Monday, May 16, 2016

Crave Me (The Good Ol' Boys #4) ~ M. Robinson






They say in order to find yourself you have to go home. 
What if home was what you were running from? 

Where did that leave you? 

Always on the other side of the fence. 

Always looking in. 

Always wishing you were someone you couldn't be. 

Until one day you meet her. 

The one. 
She was my high, but she was also... 



My demise. 



STANDALONE within a series. This is a Full Length Novel.





I don’t even know where to begin. I mean, this book…..this book hit close to home. Not only did it make me think of a time where I dated an addict and how, in turn, became wrapped up in that world too, but Austin also said things that my husband actually says to me now. It’s just crazy how this story resonated with me.

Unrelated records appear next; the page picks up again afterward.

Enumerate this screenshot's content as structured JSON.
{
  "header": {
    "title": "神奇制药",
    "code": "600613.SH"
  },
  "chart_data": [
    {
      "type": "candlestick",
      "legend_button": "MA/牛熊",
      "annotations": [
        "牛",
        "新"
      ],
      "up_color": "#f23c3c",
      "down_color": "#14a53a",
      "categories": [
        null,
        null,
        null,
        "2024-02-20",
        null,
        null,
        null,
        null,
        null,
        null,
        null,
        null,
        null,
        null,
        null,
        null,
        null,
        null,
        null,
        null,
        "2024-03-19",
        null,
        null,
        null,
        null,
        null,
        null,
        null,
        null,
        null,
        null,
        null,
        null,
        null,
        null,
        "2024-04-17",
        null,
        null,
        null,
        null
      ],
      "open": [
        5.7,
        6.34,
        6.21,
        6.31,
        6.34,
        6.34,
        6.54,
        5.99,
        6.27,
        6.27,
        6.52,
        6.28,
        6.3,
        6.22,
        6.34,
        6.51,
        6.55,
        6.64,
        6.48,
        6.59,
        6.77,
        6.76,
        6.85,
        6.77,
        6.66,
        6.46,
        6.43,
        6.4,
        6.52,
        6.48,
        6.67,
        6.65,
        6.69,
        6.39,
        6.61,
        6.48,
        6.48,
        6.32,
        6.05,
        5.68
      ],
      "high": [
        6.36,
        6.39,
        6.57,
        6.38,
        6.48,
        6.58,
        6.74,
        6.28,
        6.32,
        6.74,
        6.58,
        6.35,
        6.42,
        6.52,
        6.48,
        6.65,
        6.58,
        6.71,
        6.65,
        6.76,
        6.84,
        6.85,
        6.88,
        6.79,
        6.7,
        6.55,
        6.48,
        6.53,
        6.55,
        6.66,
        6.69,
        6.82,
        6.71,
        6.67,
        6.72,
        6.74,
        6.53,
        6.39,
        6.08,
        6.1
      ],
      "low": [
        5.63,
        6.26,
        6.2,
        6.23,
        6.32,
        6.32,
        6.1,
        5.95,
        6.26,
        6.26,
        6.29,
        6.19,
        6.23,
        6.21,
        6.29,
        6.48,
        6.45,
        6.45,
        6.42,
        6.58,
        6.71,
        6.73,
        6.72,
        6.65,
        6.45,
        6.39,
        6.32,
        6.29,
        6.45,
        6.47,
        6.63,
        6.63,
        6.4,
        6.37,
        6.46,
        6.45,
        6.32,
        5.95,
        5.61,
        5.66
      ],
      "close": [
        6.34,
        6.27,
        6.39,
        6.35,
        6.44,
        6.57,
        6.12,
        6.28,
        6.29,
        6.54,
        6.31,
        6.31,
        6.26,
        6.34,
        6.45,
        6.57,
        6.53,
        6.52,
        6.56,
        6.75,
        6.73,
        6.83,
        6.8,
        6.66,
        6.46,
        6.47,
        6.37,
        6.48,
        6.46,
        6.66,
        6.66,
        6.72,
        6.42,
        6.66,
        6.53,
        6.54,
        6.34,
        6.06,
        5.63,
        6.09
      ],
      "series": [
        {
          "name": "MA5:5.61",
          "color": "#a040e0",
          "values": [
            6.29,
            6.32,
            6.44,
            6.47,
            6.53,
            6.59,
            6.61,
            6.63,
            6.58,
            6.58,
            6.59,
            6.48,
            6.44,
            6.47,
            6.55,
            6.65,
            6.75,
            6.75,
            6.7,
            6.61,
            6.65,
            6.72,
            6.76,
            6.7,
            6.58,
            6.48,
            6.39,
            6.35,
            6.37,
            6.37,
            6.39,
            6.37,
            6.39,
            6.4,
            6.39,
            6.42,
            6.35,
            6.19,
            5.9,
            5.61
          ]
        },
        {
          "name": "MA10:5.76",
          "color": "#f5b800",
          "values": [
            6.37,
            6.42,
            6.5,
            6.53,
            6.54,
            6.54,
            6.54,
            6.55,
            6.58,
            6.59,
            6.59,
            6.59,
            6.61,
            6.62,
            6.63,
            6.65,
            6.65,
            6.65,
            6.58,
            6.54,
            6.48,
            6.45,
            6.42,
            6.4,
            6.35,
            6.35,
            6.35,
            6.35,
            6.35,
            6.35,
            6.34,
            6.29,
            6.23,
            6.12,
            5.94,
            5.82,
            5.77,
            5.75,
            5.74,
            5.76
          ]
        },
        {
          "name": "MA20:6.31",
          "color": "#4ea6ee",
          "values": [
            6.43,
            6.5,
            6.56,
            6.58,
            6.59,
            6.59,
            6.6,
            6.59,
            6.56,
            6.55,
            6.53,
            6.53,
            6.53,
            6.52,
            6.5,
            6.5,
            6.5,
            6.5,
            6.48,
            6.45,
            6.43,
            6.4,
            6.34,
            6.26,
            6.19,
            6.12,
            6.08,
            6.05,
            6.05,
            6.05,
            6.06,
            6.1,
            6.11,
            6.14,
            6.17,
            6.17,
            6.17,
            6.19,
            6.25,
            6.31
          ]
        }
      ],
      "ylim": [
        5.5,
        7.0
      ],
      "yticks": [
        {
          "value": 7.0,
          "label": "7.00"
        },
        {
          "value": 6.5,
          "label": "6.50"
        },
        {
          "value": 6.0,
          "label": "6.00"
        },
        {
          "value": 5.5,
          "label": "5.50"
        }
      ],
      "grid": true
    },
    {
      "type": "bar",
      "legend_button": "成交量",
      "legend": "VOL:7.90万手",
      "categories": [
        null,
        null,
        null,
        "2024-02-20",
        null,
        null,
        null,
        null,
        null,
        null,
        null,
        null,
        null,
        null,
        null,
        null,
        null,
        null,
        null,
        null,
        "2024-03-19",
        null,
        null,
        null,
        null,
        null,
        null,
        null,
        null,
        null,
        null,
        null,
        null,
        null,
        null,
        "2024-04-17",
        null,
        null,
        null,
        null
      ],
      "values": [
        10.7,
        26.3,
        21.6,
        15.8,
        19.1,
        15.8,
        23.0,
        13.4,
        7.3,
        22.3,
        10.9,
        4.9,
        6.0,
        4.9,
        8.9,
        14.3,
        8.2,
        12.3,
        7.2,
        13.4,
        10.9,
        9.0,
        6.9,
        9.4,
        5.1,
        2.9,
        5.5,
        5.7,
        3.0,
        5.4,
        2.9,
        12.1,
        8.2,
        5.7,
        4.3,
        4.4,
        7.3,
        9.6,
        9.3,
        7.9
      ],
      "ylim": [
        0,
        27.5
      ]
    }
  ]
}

“Anytime you want to talk about your parents, I’m here to listen. I wish I could have met them, so I could tell them how amazing their daughter is and how much I’m in love with her.”
~Austin

I lost my dad when I was 19 and my mom when I was 21. I was searching for comfort and love since I had just lost my biggest supporters. Austin wasn’t much different. He also felt he didn’t belong and had to prove himself. He, like the other boys, was jealous of the bond Half Pint and Bo had, which just caused him to feel more lost. His using started as fun and partying, but then ran away from him so he could drown his sorrows. And it’s true, at some point you ask yourself, how did it get this bad…..yet, you have no answer. The hardest part is that Austin is a talented, loving, devoted and gorgeous man that had demons bigger than he could initially cope with.

"I need you, baby, I need you like I need fucking air to breath. I'm nothing without you! NOTHING! Please.....just fucking help me!"
~Austin"

I connected with Briggs in a sense that she always had to take care of herself. When she finally meets Austin and the alpha that he is, she relishes in the fact that he wants to take care of her. She can let go and feel safe and loved by someone, especially since she was lacking it from her uncle. She enabled Austin, but truly she didn’t know what was going on in Austin’s head to help him. While she blamed herself, she really couldn’t do anything until Austin was ready to. Briggs is beautiful, sweet, and smart, but often felt helpless and broken since she couldn’t help the one person she loved more than anything.


Austin and Brigg’s story tore my heart to shreds and had me reflecting on my own past. It churned my gut and made my heart ache. There was a lot of angst, but also a lot of love. Seeing certain times in the Good Ol’ Boys’ lives from Austin’s point of view was certainly eye opening and just made me want to hug him more. M’s writing was exceptional, as always, and she was able to tap in to the struggles that an addict has, as well as the struggle their loved ones go through. Absolutely brilliant!